Massenhafter Protest gegen "Tritt in den Hintern"
"Ich freue mich, wir haben's geschafft: Der Marktplatz ist voll", rief der Detmolder IG Metall-Bevollmächtigte Reinhard Seiler ins Mikrofon. 3600 Beschäftigte aus 33 Metallbetrieben strömten heute auf den Marktplatz von Lemgo im Kreis Lippe. Azubis führten den Demo-Zug an. Für bis zu vier Stunden ruhte die Produktion.
Reinhard Seiler, der auch Mitglied der IG Metall-Verhandlungskommission ist, kritisierte den sogenannten Lösungsvorschlag der Arbeitgeber zur Beendigung des Tarifkonflikts als "Schlag ins Gesicht der Beschäftigen" und "Tritt in den Hintern": Eine Lohnerhöhung von 3 Prozent für 14 Monate entspreche bloß 2,6 Prozent für 12 Monate - und das sei "völlig unzureichend". Seiler wiederholte mehrfach den Zweizeiler "Wenn sich Manager und Vorstände mit Millionen belohnen, warum sollen wir sie mit 6,5 Prozent verschonen?"

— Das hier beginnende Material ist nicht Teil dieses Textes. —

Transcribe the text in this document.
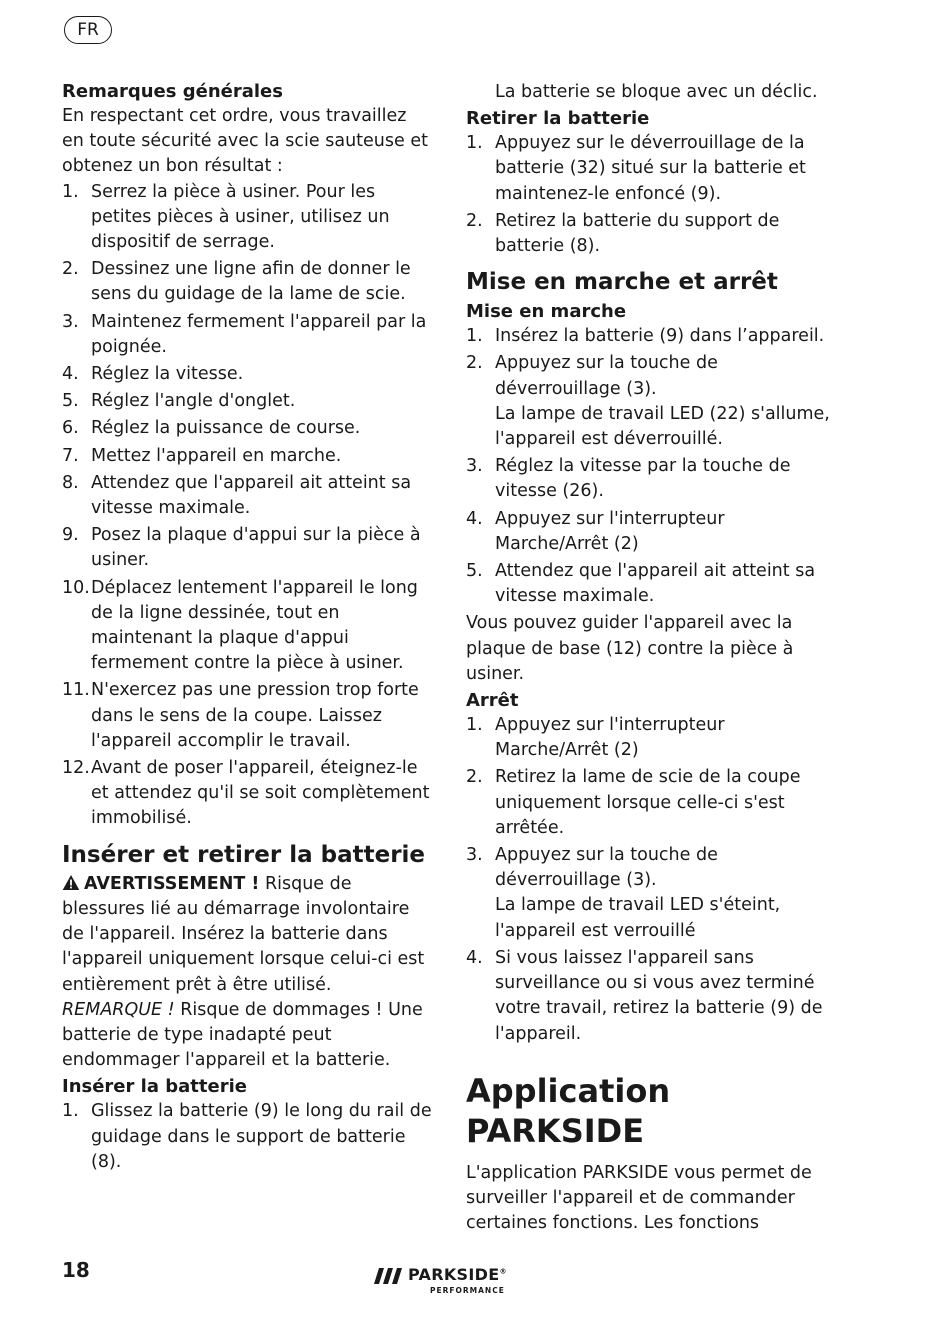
FR
Remarques générales

En respectant cet ordre, vous travaillez en toute sécurité avec la scie sauteuse et obtenez un bon résultat :

1. Serrez la pièce à usiner. Pour les petites pièces à usiner, utilisez un dispositif de serrage.
2. Dessinez une ligne afin de donner le sens du guidage de la lame de scie.
3. Maintenez fermement l'appareil par la poignée.
4. Réglez la vitesse.
5. Réglez l'angle d'onglet.
6. Réglez la puissance de course.
7. Mettez l'appareil en marche.
8. Attendez que l'appareil ait atteint sa vitesse maximale.
9. Posez la plaque d'appui sur la pièce à usiner.
10. Déplacez lentement l'appareil le long de la ligne dessinée, tout en maintenant la plaque d'appui fermement contre la pièce à usiner.
11. N'exercez pas une pression trop forte dans le sens de la coupe. Laissez l'appareil accomplir le travail.
12. Avant de poser l'appareil, éteignez-le et attendez qu'il se soit complètement immobilisé.
Insérer et retirer la batterie

AVERTISSEMENT ! Risque de blessures lié au démarrage involontaire de l'appareil. Insérez la batterie dans l'appareil uniquement lorsque celui-ci est entièrement prêt à être utilisé.

REMARQUE ! Risque de dommages ! Une batterie de type inadapté peut endommager l'appareil et la batterie.

Insérer la batterie
1. Glissez la batterie (9) le long du rail de guidage dans le support de batterie (8).
La batterie se bloque avec un déclic.
Retirer la batterie
1. Appuyez sur le déverrouillage de la batterie (32) situé sur la batterie et maintenez-le enfoncé (9).
2. Retirez la batterie du support de batterie (8).
Mise en marche et arrêt
Mise en marche
1. Insérez la batterie (9) dans l’appareil.
2. Appuyez sur la touche de déverrouillage (3).
La lampe de travail LED (22) s'allume, l'appareil est déverrouillé.
3. Réglez la vitesse par la touche de vitesse (26).
4. Appuyez sur l'interrupteur Marche/Arrêt (2)
5. Attendez que l'appareil ait atteint sa vitesse maximale.

Vous pouvez guider l'appareil avec la plaque de base (12) contre la pièce à usiner.

Arrêt
1. Appuyez sur l'interrupteur Marche/Arrêt (2)
2. Retirez la lame de scie de la coupe uniquement lorsque celle-ci s'est arrêtée.
3. Appuyez sur la touche de déverrouillage (3).
La lampe de travail LED s'éteint, l'appareil est verrouillé
4. Si vous laissez l'appareil sans surveillance ou si vous avez terminé votre travail, retirez la batterie (9) de l'appareil.
Application PARKSIDE

L'application PARKSIDE vous permet de surveiller l'appareil et de commander certaines fonctions. Les fonctions

18	PARKSIDE®
PERFORMANCE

Zumal die Metallindustrie 2011 einen Gewinn von sage und schreibe 52 Milliarden Euro eingefahren hat.
So begeistert wie Seiler war auch der Betriebsratsvorsitzende von Weidmüller Interface, Robert Chwalek: "Mann, das ist ein Superbild von hier oben." Chwalek stand einen Meter erhöht auf der Ladefläche des IG Metall-Lastwagens. "Ich bin stolz auf euch", schallte es über den Platz. Die Gäste im Cafe und in der Eisdiele hörten interessiert zu. Kurz vor elf Uhr brachen Sonnenstrahlen durch die Wolkendecke.
Vor vier Jahren, 2008, standen die Metaller zuletzt auf dem Marktplatz der alten Hansestadt Lemgo. "Jetzt", sagte Günter Harrack, der Betriebsratsvorsitzende von Zumtobel, "jetzt stehen wir wieder hier, weil die Arbeitgeber uns nicht geben wollen, was wir verdient haben."
Reinhard Seiler empfahl den Arbeitgebern, den Bogen nicht zu überspannen. Die IG Metall wolle keinen Arbeitskampf führen, sondern die Einkommen und Arbeitsbedingungen der Beschäftigten verbessern. Und dafür, sagte Seiler, werde sie notfalls auch streiken.